Welcome to the latest edition of our Asset Tracing and Enforcement Update.
In this edition, we discuss recent developments in relation to anchor defendants, jurisdiction issues relating to letters of credit, and the tricky question of domicile involving individuals with links to a number of jurisdictions. In addition, we mention a recent Osborne Clarke case for Dell, where we successfully obtained anti-suit relief for an associated entity which was not party to the contract (nor, therefore, the exclusive jurisdiction clause).
We are also pleased to announce the addition of Artem Doudko to our Russia/CIS disputes practice. Artem, who has dual British and Russian nationality, is an English qualified solicitor who has a strong reputation and profile in his field. Artem has extensive experience of cases under all the major arbitral rules of LCIA, ICC, SCC, UNCITRAL and ICSID. He regularly advises on arbitration cases in England, Russia and Sweden and on a wide range of jurisdictional and conflict of law issues.
Please do get in touch if you would like to discuss any of the issues covered in this Update.
Two recent cases give guidance on the application of the “domicile” test for wealthy individuals with an international presence
The cases (Bestolov v Povarenkin and Eng King v Petrillo) provide a useful reminder to international elites that their family and personal ties in the UK may provide a basis for the English court to assert jurisdiction over them, regardless of whether they have a more substantial connection elsewhere and even where the dispute has limited or no link to England.
Jurisdiction is generally based on the principle that a defendant should be sued in the place of their domicile unless other specified factors apply. Domicile is a question of fact and degree and a defendant may have multiple domiciles. In both cases, the defendants were wealthy Russian residents who also had links to the UK. In both instances, the court found that the individual was also domiciled in England.
These cases also highlight that where the European regime applies, the English courts do not have the discretion to decline jurisdiction in favour of a more appropriate forum.
Osborne Clarke obtains anti-suit relief for Dell EMC to restrain Moroccan proceedings
This case demonstrates that the court will grant anti-suit injunctions prohibiting proceedings against non-contracting parties in appropriate situations based on the interpretation of an exclusive law and jurisdiction clause, or where there is a “quasi-contract”.
Dell UK argued that the wording of the exclusive law and jurisdiction clause with a Moroccan supplier was sufficiently wide to capture a claim by the supplier against another Dell entity. The court agreed, holding that the expression in the exclusion jurisdiction clause “any dispute arising out of or in connection with this contract”, was wide enough to cover the claim against the affiliated Dell entity.
The “quasi-contractual” argument holds that where a party is facing a claim under a contract, the existence of which it denies, the claimant must respect the exclusive jurisdiction clause in that contract. The claimant cannot ‘have its cake and eat it’ by bringing a contractual claim but ignoring the jurisdiction clause in the contract in question.
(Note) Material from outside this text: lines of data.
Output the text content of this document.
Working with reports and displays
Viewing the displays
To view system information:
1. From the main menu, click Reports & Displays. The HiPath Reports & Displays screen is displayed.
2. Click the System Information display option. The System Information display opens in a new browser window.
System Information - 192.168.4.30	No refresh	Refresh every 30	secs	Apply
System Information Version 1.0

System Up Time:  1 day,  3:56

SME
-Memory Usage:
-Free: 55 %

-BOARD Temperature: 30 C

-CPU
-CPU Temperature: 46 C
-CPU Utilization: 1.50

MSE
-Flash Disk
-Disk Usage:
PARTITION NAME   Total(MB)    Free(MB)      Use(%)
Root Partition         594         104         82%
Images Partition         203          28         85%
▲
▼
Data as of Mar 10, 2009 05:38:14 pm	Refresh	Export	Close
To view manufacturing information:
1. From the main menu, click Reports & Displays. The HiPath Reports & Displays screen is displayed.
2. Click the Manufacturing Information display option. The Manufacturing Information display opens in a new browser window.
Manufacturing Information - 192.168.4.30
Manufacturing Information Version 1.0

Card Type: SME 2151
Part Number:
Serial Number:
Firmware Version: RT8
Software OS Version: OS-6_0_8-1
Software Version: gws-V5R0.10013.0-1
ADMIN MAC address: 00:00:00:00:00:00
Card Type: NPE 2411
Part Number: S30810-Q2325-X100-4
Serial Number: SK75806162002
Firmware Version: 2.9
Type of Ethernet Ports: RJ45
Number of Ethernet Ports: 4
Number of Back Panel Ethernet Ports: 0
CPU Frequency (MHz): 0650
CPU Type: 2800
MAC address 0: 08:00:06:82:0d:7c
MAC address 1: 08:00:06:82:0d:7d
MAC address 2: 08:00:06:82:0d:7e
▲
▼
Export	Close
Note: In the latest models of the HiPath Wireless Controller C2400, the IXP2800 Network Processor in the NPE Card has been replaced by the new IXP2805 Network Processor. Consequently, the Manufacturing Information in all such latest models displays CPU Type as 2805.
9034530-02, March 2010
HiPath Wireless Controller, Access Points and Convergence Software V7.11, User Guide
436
Brussels Regulation | Merits test applies to claim against an anchor defendant
Under the European regime, so-called ‘anchor defendants’ domiciled in England are often used as a justification for bringing related claims against foreign defendants under the jurisdiction of the English Court. A recent Court of Appeal case (Sabbagh v Khoury) has confirmed that claims against the foreign defendants will only be allowed where the claim against the anchor defendant has sufficient merit.
The decision confirms the established practice of the English Courts but arguably departs from European authority which suggests that the law should be interpreted strictly and that no merits test applies.
The decision will continue to help prevent the forum shopping tactic of claimants bringing proceedings in England against foreign parties, where the matter and the defendants have little or no connection to England, based solely on a spurious claim against an anchor defendant.
A new way to combat online crime | Landmark freezing order granted in internet fraud against ‘ghost’ perpetrators
A worldwide freezing order was granted against ‘Person(s) Unknown’ who, in what appears to have been a cyber-attack, caused several million dollars of the Claimant’s funds to be transferred from the Claimant company’s bank accounts in London to a number of banks across different jurisdictions.
The innovative freezing order will allow the Claimant company to trace and secure the money that had been stolen from its accounts by the yet unidentified individuals. This could prove a potentially powerful tool to fight online fraud at an international level when the perpetrators are hiding behind cyber cloaks of anonymity. The decision was welcomed as an innovative response from the Commercial Court to modern threats brought about by online banking and e-commerce.
Supreme Court changes the law on jurisdiction over debt under letters of credit
This decision has the effect of bringing assets into the jurisdiction for enforcement purposes based on the location of the banks financing international trade, even though the assets being traded and contracting parties are located out of the jurisdiction.
Letters of credit have widespread application in the proper functioning of international trade. In the case (Taurus Petroleum v State Oil Marketing Company of the Ministry of Oil, Republic of Iraq) it was held that the debt under a letter of credit is located at the place where the debtor (i.e. the bank) is resident. The court therefore had jurisdiction to award the third party debt order sought.